When she isn’t in the field shooting photos of figures and nature, Wanrudee Buranakorn is in the classroom teaching the next generation of artists about tactile art and photography. The UW-Eau Claire professor of art & design has a knack for working with her hands, learning about materials and how their properties can be recycled and manipulated to make practical products, like furniture, books and household items.
From a young age Buranakorn lived and breathed the creative arts. Born and raised in Thailand, her father was a professional photographer and trained her to be a photographer.
“It all started from loving a process and making and doing things with your hands," Buranakorn says. I’m deeply in love with the handmade process of photography, in terms of mixing your own chemicals and brushing onto papers to expose them. I do all of my digital prints myself and on alternative materials, such as canvases, and I make frames for them.”
With English being her second language, photography is a familiar, unspoken language that she says allows her to communicate with others.
“I wanted to stick with the language that I knew, something that I could do without having to speak," Buranakorn says. "Photography can show more than what meets the eye. It can convey feelings, expressions and give people the opportunity to use their imagination to escape the real world.”
No matter how big or small the project, Buranakorn puts herself in the viewer’s perspective, whether it’s making homemade soaps and lip balm, taking photos or putting together a book.
“How people view the artwork is so important. When people use their hands and gain the skills in which to develop that form of art for the viewer, the experience is so much more unique and intimate.”
In the classroom, the artist teaches beginning to intermediate and advanced level courses, including bookbinding, photography and studio art practice.
“We get to teach a lot about how to make crafts and the awareness of materials — how paper expands when you use glue.
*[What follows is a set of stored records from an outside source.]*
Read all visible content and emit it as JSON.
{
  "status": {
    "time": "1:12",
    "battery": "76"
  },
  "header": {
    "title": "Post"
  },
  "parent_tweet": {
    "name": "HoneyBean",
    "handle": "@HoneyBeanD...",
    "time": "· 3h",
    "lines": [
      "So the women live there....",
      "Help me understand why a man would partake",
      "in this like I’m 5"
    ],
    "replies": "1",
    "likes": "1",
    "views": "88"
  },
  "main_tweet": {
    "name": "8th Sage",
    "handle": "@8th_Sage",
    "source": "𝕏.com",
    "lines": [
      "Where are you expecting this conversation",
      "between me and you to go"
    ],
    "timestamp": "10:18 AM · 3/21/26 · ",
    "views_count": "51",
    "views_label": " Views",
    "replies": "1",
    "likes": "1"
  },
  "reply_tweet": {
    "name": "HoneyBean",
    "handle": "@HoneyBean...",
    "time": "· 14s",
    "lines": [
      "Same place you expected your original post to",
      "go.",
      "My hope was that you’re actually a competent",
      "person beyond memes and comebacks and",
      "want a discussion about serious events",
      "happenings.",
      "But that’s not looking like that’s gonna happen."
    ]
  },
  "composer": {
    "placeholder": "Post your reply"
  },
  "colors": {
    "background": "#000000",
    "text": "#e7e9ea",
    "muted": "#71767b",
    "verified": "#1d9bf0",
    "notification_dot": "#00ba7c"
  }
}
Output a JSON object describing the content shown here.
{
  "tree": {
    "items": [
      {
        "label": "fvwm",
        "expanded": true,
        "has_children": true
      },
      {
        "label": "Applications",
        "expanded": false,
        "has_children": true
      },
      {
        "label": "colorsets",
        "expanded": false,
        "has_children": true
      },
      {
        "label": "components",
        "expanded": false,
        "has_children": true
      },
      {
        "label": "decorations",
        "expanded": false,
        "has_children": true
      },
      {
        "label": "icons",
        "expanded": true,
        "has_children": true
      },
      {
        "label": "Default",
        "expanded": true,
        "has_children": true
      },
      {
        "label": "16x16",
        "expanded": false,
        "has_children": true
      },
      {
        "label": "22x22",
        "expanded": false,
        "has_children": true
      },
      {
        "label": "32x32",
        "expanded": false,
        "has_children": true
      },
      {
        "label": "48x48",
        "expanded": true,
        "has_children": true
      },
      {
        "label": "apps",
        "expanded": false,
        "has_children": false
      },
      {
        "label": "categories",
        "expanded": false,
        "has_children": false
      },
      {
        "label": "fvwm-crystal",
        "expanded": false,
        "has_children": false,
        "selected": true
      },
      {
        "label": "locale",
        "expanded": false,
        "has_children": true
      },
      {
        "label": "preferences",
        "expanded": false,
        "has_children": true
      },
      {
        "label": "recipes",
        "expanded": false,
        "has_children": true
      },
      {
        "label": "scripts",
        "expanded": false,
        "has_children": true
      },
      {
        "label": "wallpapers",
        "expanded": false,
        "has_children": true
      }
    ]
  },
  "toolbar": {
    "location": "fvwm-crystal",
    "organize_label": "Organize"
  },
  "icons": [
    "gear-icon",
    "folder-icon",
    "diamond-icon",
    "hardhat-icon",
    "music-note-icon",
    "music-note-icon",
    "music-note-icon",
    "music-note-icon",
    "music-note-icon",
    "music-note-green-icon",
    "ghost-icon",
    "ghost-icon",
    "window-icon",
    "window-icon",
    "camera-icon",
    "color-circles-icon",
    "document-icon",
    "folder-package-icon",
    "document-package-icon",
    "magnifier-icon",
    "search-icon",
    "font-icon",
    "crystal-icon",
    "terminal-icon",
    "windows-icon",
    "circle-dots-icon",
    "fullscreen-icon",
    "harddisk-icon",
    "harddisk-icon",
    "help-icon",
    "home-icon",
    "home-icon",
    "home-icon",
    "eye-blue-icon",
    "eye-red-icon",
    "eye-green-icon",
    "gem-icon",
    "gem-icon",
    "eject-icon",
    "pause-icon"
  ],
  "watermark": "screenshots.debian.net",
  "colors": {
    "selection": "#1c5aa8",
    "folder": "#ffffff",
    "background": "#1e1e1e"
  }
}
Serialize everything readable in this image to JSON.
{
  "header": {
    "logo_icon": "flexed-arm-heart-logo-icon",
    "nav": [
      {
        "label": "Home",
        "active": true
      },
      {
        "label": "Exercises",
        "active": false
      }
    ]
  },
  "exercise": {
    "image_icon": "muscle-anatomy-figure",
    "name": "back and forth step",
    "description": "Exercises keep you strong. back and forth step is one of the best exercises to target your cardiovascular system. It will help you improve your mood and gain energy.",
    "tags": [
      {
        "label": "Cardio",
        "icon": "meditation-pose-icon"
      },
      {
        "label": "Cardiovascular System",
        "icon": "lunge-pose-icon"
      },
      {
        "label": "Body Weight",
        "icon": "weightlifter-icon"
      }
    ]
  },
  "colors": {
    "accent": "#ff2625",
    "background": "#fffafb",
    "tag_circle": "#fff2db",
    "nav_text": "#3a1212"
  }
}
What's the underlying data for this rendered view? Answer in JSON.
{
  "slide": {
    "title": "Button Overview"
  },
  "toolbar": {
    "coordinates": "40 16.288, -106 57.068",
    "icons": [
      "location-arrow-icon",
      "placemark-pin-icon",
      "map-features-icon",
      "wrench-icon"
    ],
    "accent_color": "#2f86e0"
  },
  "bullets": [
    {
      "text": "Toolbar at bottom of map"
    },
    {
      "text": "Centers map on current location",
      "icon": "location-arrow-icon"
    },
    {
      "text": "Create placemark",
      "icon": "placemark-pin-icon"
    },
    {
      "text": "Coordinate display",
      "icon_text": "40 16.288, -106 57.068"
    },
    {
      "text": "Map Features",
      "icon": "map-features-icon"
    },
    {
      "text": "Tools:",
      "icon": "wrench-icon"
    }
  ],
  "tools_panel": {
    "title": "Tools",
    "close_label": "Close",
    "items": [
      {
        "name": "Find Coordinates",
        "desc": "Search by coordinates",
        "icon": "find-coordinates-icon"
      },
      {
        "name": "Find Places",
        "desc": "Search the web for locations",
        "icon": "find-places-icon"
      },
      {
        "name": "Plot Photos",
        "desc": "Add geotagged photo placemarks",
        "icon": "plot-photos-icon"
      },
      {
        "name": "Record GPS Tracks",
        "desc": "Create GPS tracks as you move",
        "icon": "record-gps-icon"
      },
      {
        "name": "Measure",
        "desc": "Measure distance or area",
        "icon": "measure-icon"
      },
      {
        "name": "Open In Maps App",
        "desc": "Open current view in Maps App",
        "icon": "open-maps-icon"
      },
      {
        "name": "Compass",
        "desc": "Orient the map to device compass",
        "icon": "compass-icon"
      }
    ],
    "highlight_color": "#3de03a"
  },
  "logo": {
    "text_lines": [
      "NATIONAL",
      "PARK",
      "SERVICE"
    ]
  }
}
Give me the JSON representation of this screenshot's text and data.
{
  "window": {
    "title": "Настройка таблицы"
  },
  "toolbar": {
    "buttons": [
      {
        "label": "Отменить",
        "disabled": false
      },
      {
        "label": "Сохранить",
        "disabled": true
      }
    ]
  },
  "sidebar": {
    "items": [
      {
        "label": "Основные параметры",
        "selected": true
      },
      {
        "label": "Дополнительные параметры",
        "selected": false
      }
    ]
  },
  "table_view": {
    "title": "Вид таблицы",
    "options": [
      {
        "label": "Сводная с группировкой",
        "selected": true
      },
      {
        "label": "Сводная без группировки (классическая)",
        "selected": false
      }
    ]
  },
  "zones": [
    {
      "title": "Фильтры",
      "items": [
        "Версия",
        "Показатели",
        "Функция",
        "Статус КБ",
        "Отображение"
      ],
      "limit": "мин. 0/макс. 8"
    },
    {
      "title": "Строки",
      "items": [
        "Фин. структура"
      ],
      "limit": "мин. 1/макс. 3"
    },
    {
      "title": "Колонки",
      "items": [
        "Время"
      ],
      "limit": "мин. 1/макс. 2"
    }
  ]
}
Even though they learn about materials in other art courses, they eventually get to learn about grain direction in paper, which makes for a more meaningful appreciation about the project.”
Learning art at the collegiate level brought a new level of appreciation for Buranakorn. While earning two master's degrees for photography and book art at the University of Alabama, her photography professor inspired her to pursue a career in teaching.
“I gained a perspective from her that I’m able to use in my teaching," Buranakorn says. "I’m imparting knowledge to students who are aspiring to become the next generation of artists. I get to continue that mentorship spirit that I learned as a student from my professor and instill that knowledge into my students.”
College is a critical time period for students, and to have the privilege to witness and be a part of their journey as an educator is a rewarding feeling, she says. The added bonus? Being able to learn from them in return.
“Blugolds work hard, and they’re willing to be pushed to get a good end result. They’re also nurturing and flexible and willing to learn and be better.”